Das konventionelle Gedöns, dass eine einmalige Rücksicherung für alle Fälle ausreicht, ist eine Illusion. Stattdessen sollte der Fokus auf regelmäßigen Tests der Wiederherstellungsprozesse und dem Anpassungsgrad der Datenmanagementstrategie liegen. Der Bedarf an Benchmarks ist hier nicht nur logisch, sondern auch existenziell. Umso bitterer ist die Erkenntnis, dass viele Unternehmen in diese Falle tappen und sich erst bei einem Datenverlust der Unzulänglichkeiten ihrer Strategien bewusstwerden.
Im Grunde genommen ist es also nicht nur eine technische Herausforderung, sondern vielmehr eine strategische, die durch klare Benchmarks entscheidend verbessert werden kann. Diese sind notwendig, um nicht nur die Leistungsfähigkeit der Backup-Systeme zu messen, sondern auch um die Schulungsprozesse der Mitarbeiter und die Relevanz der Sicherheitsstrategien in Echtzeit zu evaluieren. Damit wird die Rückkehr zur Datenintegrität nach einem Angriff nicht nur zum Ziel, sondern zu einem kalkulierbaren Prozess.
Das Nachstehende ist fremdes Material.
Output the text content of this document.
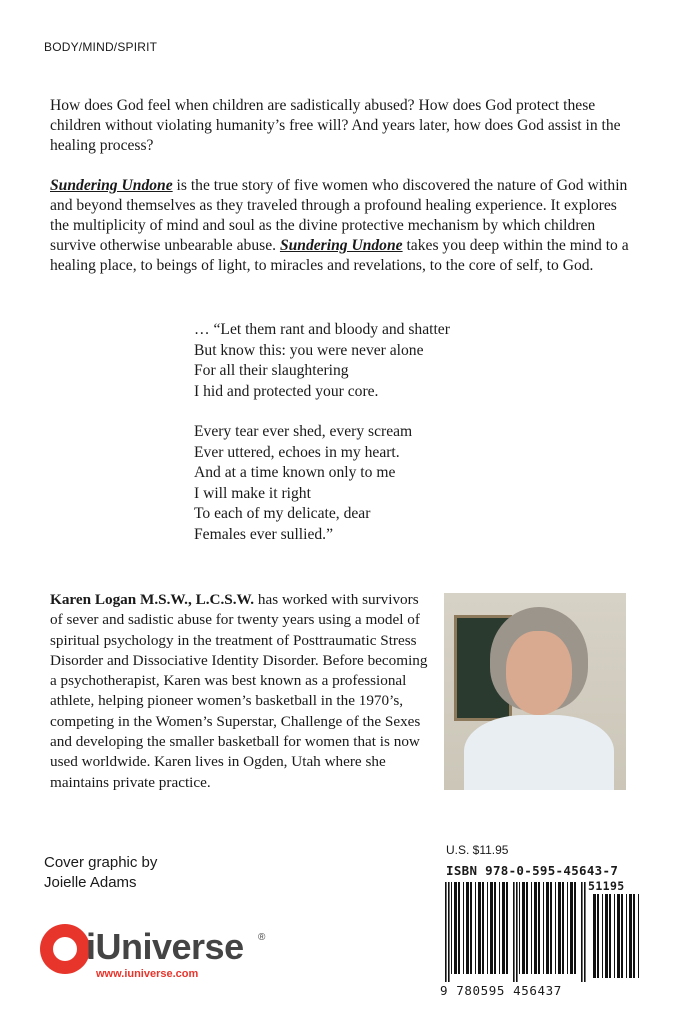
BODY/MIND/SPIRIT

How does God feel when children are sadistically abused? How does God protect these children without violating humanity’s free will? And years later, how does God assist in the healing process?

Sundering Undone is the true story of five women who discovered the nature of God within and beyond themselves as they traveled through a profound healing experience. It explores the multiplicity of mind and soul as the divine protective mechanism by which children survive otherwise unbearable abuse. Sundering Undone takes you deep within the mind to a healing place, to beings of light, to miracles and revelations, to the core of self, to God.

… “Let them rant and bloody and shatter
But know this: you were never alone
For all their slaughtering
I hid and protected your core.
Every tear ever shed, every scream
Ever uttered, echoes in my heart.
And at a time known only to me
I will make it right
To each of my delicate, dear
Females ever sullied.”

Karen Logan M.S.W., L.C.S.W. has worked with survivors of sever and sadistic abuse for twenty years using a model of spiritual psychology in the treatment of Posttraumatic Stress Disorder and Dissociative Identity Disorder. Before becoming a psychotherapist, Karen was best known as a professional athlete, helping pioneer women’s basketball in the 1970’s, competing in the Women’s Superstar, Challenge of the Sexes and developing the smaller basketball for women that is now used worldwide. Karen lives in Ogden, Utah where she maintains private practice.

Cover graphic by
Joielle Adams
iUniverse ®
www.iuniverse.com
U.S. $11.95
ISBN 978-0-595-45643-7
51195
9 780595 456437
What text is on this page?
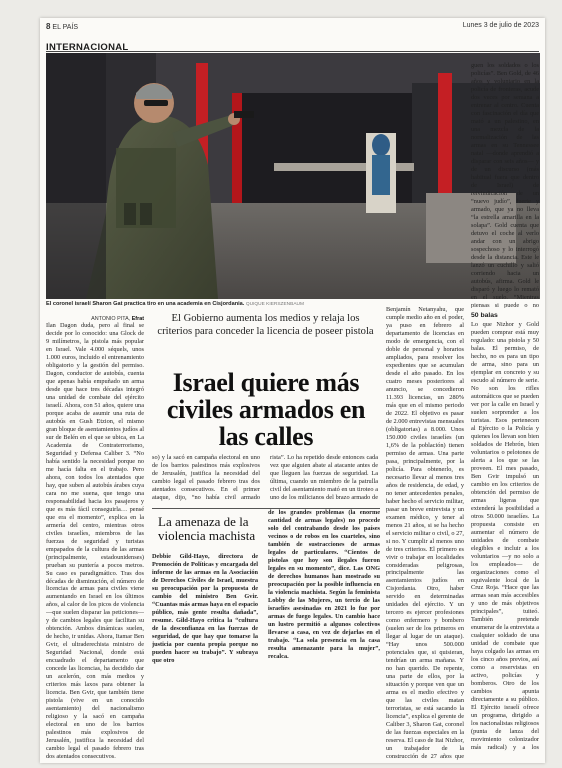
8 EL PAÍS	Lunes 3 de julio de 2023
INTERNACIONAL
El coronel israelí Sharon Gat practica tiro en una academia en Cisjordania. QUIQUE KIERSZENBAUM
ANTONIO PITA, Efrat
Ilan Dagon duda, pero al final se decide por lo conocido: una Glock de 9 milímetros, la pistola más popular en Israel. Vale 4.000 séquels, unos 1.000 euros, incluido el entrenamiento obligatorio y la gestión del permiso. Dagon, conductor de autobús, cuenta que apenas había empuñado un arma desde que hace tres décadas integró una unidad de combate del ejército israelí. Ahora, con 51 años, quiere una porque acaba de asumir una ruta de autobús en Gush Etzion, el mismo gran bloque de asentamientos judíos al sur de Belén en el que se ubica, en La Academia de Contraterrorismo, Seguridad y Defensa Caliber 3. “No había sentido la necesidad porque no me hacía falta en el trabajo. Pero ahora, con todos los atentados que hay, que suben al autobús árabes cuya cara no me suena, que tengo una responsabilidad hacia los pasajeros y que es más fácil conseguirla… pensé que era el momento”, explica en la armería del centro, mientras otros civiles israelíes, miembros de las fuerzas de seguridad y turistas empapados de la cultura de las armas (principalmente, estadounidenses) prueban su puntería a pocos metros. Su caso es paradigmático. Tras dos décadas de disminución, el número de licencias de armas para civiles viene aumentando en Israel en los últimos años, al calor de los picos de violencia —que suelen disparar las peticiones— y de cambios legales que facilitan su obtención. Ambos dinámicas suelen, de hecho, ir unidas. Ahora, Itamar Ben Gvir, el ultraderechista ministro de Seguridad Nacional, donde está encuadrado el departamento que concede las licencias, ha decidido dar un acelerón, con más medios y criterios más laxos para obtener la licencia. Ben Gvir, que también tiene pistola (vive en un conocido asentamiento) del nacionalismo religioso y la sacó en campaña electoral en uno de los barrios palestinos más explosivos de Jerusalén, justifica la necesidad del cambio legal el pasado febrero tras dos atentados consecutivos.
El Gobierno aumenta los medios y relaja los criterios para conceder la licencia de poseer pistola
Israel quiere más civiles armados en las calles
so) y la sacó en campaña electoral en uno de los barrios palestinos más explosivos de Jerusalén, justifica la necesidad del cambio legal el pasado febrero tras dos atentados consecutivos. En el primer ataque, dijo, “no había civil armado
rista”. Lo ha repetido desde entonces cada vez que alguien abate al atacante antes de que lleguen las fuerzas de seguridad. La última, cuando un miembro de la patrulla civil del asentamiento mató en un tiroteo a uno de los milicianos del brazo armado de
La amenaza de la violencia machista
Debbie Gild-Hayo, directora de Promoción de Políticas y encargada del informe de las armas en la Asociación de Derechos Civiles de Israel, muestra su preocupación por la propuesta de cambio del ministro Ben Gvir. “Cuantas más armas haya en el espacio público, más gente resulta dañada”, resume. Gild-Hayo critica la “cultura de la desconfianza en las fuerzas de seguridad, de que hay que tomarse la justicia por cuenta propia porque no pueden hacer su trabajo”. Y subraya que otro
de los grandes problemas (la enorme cantidad de armas legales) no procede solo del contrabando desde los países vecinos o de robos en los cuarteles, sino también de sustracciones de armas legales de particulares. “Cientos de pistolas que hoy son ilegales fueron legales en su momento”, dice. Las ONG de derechos humanos han mostrado su preocupación por la posible influencia en la violencia machista. Según la feminista Lobby de las Mujeres, un tercio de las israelíes asesinadas en 2021 lo fue por armas de fuego legales. Un cambio hace un lustro permitió a algunos colectivos llevarse a casa, en vez de dejarlas en el trabajo. “La sola presencia en la casa resulta amenazante para la mujer”, recalca.
Benjamín Netanyahu, que cumple medio año en el poder, ya puso en febrero al departamento de licencias en modo de emergencia, con el doble de personal y horarios ampliados, para resolver los expedientes que se acumulan desde el año pasado. En los cuatro meses posteriores al anuncio, se concedieron 11.393 licencias, un 280% más que en el mismo periodo de 2022. El objetivo es pasar de 2.000 entrevistas mensuales (obligatorias) a 8.000. Unos 150.000 civiles israelíes (un 1,6% de la población) tienen permiso de armas. Una parte pasa, principalmente, por la policía. Para obtenerlo, es necesario llevar al menos tres años de residencia, de edad, y no tener antecedentes penales, haber hecho el servicio militar, pasar un breve entrevista y un examen médico, y tener al menos 21 años, si se ha hecho el servicio militar o civil, o 27, si no. Y cumplir al menos uno de tres criterios. El primero es vivir o trabajar en localidades consideradas peligrosas, principalmente las asentamientos judíos en Cisjordania. Otro, haber servido en determinadas unidades del ejército. Y un tercero es ejercer profesiones como enfermero y bombero (suelen ser de los primeros en llegar al lugar de un ataque). “Hay unos 500.000 potenciales que, si quisieran, tendrían un arma mañana. Y no han querido. De repente, una parte de ellos, por la situación y porque ven que un arma es el medio efectivo y que las civiles matan terroristas, se está sacando la licencia”, explica el gerente de Caliber 3, Sharon Gat, coronel de las fuerzas especiales en la reserva. El caso de Itai Nizhor, un trabajador de la construcción de 27 años que
guen los soldados o los policías”. Ben Gold, de 46 años y voluntario en la policía de fronteras, acude dos veces por semana a entrenar al centro. Cuenta con fascinación el día que mató a un palestino, en una mezcla de la normalización de las armas en su Tennessee natal —donde aprendió a disparar con seis años— y de un discurso (más habitual fuera que dentro de Israel) de reivindicación de un “nuevo judío”, fuerte y armado, que ya no lleva “la estrella amarilla en la solapa”. Gold cuenta que detuvo el coche al verlo andar con un abrigo sospechoso y lo interrogó desde la distancia. Este le lanzó un cuchillo y salió corriendo hacia un autobús, afirma. Gold le disparó y luego lo remató en el suelo. “Mientras piensas si puede o no
50 balas
Lo que Nizhor y Gold pueden comprar está muy regulado: una pistola y 50 balas. El permiso, de hecho, no es para un tipo de arma, sino para un ejemplar en concreto y su escudo al número de serie. No son los rifles automáticos que se pueden ver por la calle en Israel y suelen sorprender a los turistas. Esos pertenecen al Ejército o la Policía y quienes los llevan son bien soldados de Hebrón, bien voluntarios o pelotones de alerta a los que se las proveen. El mes pasado, Ben Gvir impulsó un cambio en los criterios de obtención del permiso de armas ligeras que extenderá la posibilidad a otros 50.000 israelíes. La propuesta consiste en aumentar el número de unidades de combate elegibles e incluir a los voluntarios —y no solo a los empleados— de organizaciones como el equivalente local de la Cruz Roja. “Hace que las armas sean más accesibles y uno de más objetivos principales”, tuiteó. También pretende enumerar de la entrevista a cualquier soldado de una unidad de combate que haya colgado las armas en los cinco años previos, así como a reservistas en activo, policías y bomberos. Otro de los cambios apunta directamente a su público. El Ejército israelí ofrece un programa, dirigido a los nacionalistas religiosos (punta de lanza del movimiento colonizador más radical) y a los
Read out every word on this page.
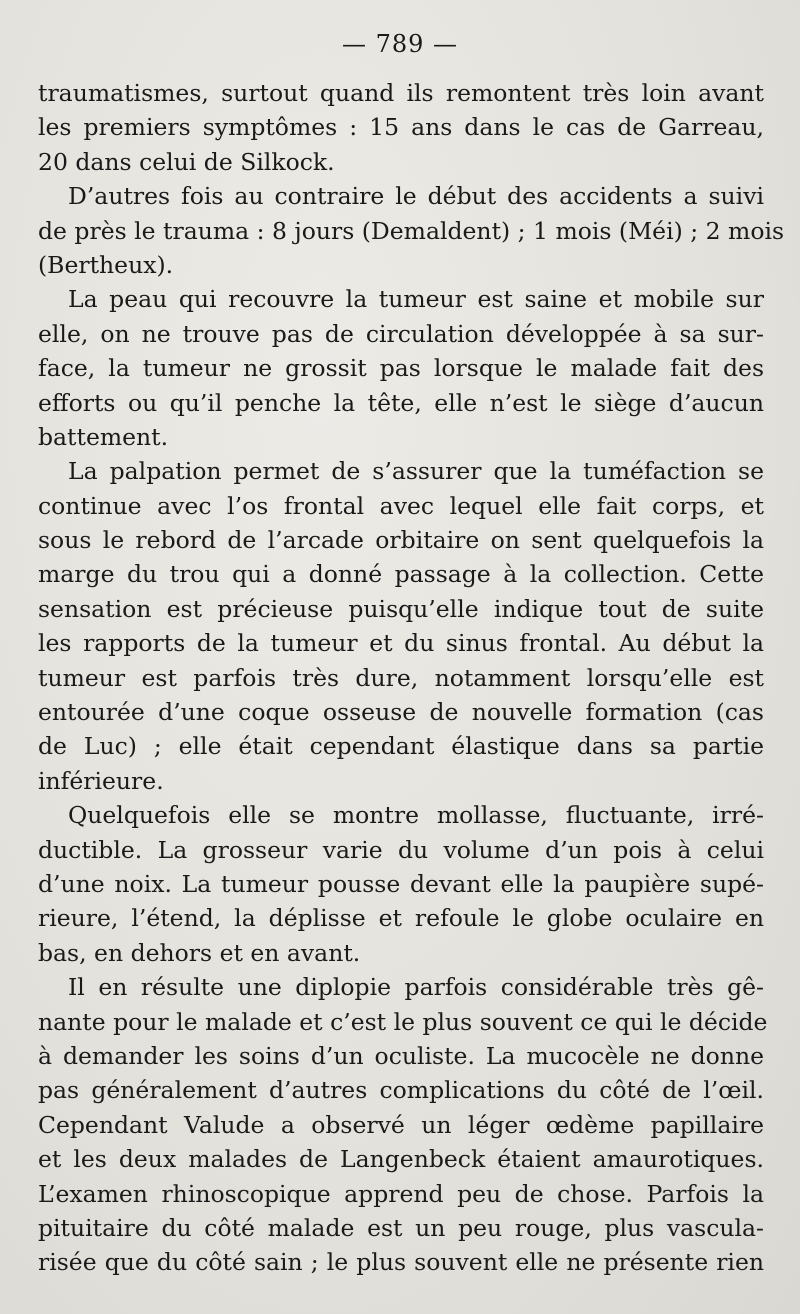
— 789 —
traumatismes, surtout quand ils remontent très loin avant
les premiers symptômes : 15 ans dans le cas de Garreau,
20 dans celui de Silkock.
D’autres fois au contraire le début des accidents a suivi
de près le trauma : 8 jours (Demaldent) ; 1 mois (Méi) ; 2 mois
(Bertheux).
La peau qui recouvre la tumeur est saine et mobile sur
elle, on ne trouve pas de circulation développée à sa sur-
face, la tumeur ne grossit pas lorsque le malade fait des
efforts ou qu’il penche la tête, elle n’est le siège d’aucun
battement.
La palpation permet de s’assurer que la tuméfaction se
continue avec l’os frontal avec lequel elle fait corps, et
sous le rebord de l’arcade orbitaire on sent quelquefois la
marge du trou qui a donné passage à la collection. Cette
sensation est précieuse puisqu’elle indique tout de suite
les rapports de la tumeur et du sinus frontal. Au début la
tumeur est parfois très dure, notamment lorsqu’elle est
entourée d’une coque osseuse de nouvelle formation (cas
de Luc) ; elle était cependant élastique dans sa partie
inférieure.
Quelquefois elle se montre mollasse, fluctuante, irré-
ductible. La grosseur varie du volume d’un pois à celui
d’une noix. La tumeur pousse devant elle la paupière supé-
rieure, l’étend, la déplisse et refoule le globe oculaire en
bas, en dehors et en avant.
Il en résulte une diplopie parfois considérable très gê-
nante pour le malade et c’est le plus souvent ce qui le décide
à demander les soins d’un oculiste. La mucocèle ne donne
pas généralement d’autres complications du côté de l’œil.
Cependant Valude a observé un léger œdème papillaire
et les deux malades de Langenbeck étaient amaurotiques.
L’examen rhinoscopique apprend peu de chose. Parfois la
pituitaire du côté malade est un peu rouge, plus vascula-
risée que du côté sain ; le plus souvent elle ne présente rien
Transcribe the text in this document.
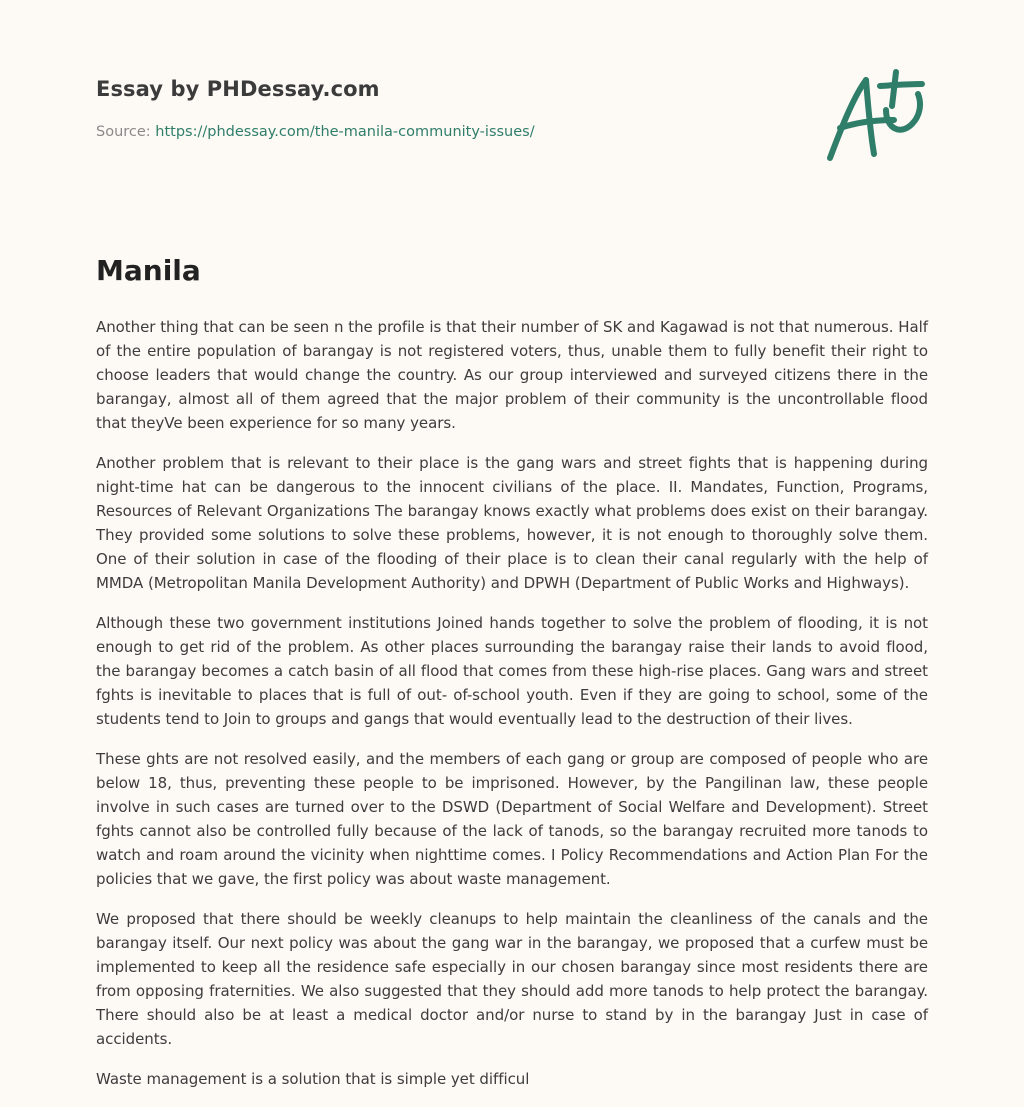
Essay by PHDessay.com

Source: https://phdessay.com/the-manila-community-issues/

Manila

Another thing that can be seen n the profile is that their number of SK and Kagawad is not that numerous. Half of the entire population of barangay is not registered voters, thus, unable them to fully benefit their right to choose leaders that would change the country. As our group interviewed and surveyed citizens there in the barangay, almost all of them agreed that the major problem of their community is the uncontrollable flood that theyVe been experience for so many years.

Another problem that is relevant to their place is the gang wars and street fights that is happening during night-time hat can be dangerous to the innocent civilians of the place. II. Mandates, Function, Programs, Resources of Relevant Organizations The barangay knows exactly what problems does exist on their barangay. They provided some solutions to solve these problems, however, it is not enough to thoroughly solve them. One of their solution in case of the flooding of their place is to clean their canal regularly with the help of MMDA (Metropolitan Manila Development Authority) and DPWH (Department of Public Works and Highways).

Although these two government institutions Joined hands together to solve the problem of flooding, it is not enough to get rid of the problem. As other places surrounding the barangay raise their lands to avoid flood, the barangay becomes a catch basin of all flood that comes from these high-rise places. Gang wars and street fghts is inevitable to places that is full of out- of-school youth. Even if they are going to school, some of the students tend to Join to groups and gangs that would eventually lead to the destruction of their lives.

These ghts are not resolved easily, and the members of each gang or group are composed of people who are below 18, thus, preventing these people to be imprisoned. However, by the Pangilinan law, these people involve in such cases are turned over to the DSWD (Department of Social Welfare and Development). Street fghts cannot also be controlled fully because of the lack of tanods, so the barangay recruited more tanods to watch and roam around the vicinity when nighttime comes. I Policy Recommendations and Action Plan For the policies that we gave, the first policy was about waste management.

We proposed that there should be weekly cleanups to help maintain the cleanliness of the canals and the barangay itself. Our next policy was about the gang war in the barangay, we proposed that a curfew must be implemented to keep all the residence safe especially in our chosen barangay since most residents there are from opposing fraternities. We also suggested that they should add more tanods to help protect the barangay. There should also be at least a medical doctor and/or nurse to stand by in the barangay Just in case of accidents.

Waste management is a solution that is simple yet difficul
In Anbetracht dieser Aspekte sollte der Technologieeinsatz mehr als nur ein Werkzeug sein; er muss in eine umfassende Strategie eingebettet sein. Ohne klare Benchmarks ist die Wahrscheinlichkeitsrechnung nicht in Ihrem Sinne, und Sie setzen alles auf eine Karte. Der Preis für eine mangelhafte Vorbereitung könnte höher sein, als man bereit ist zu zahlen.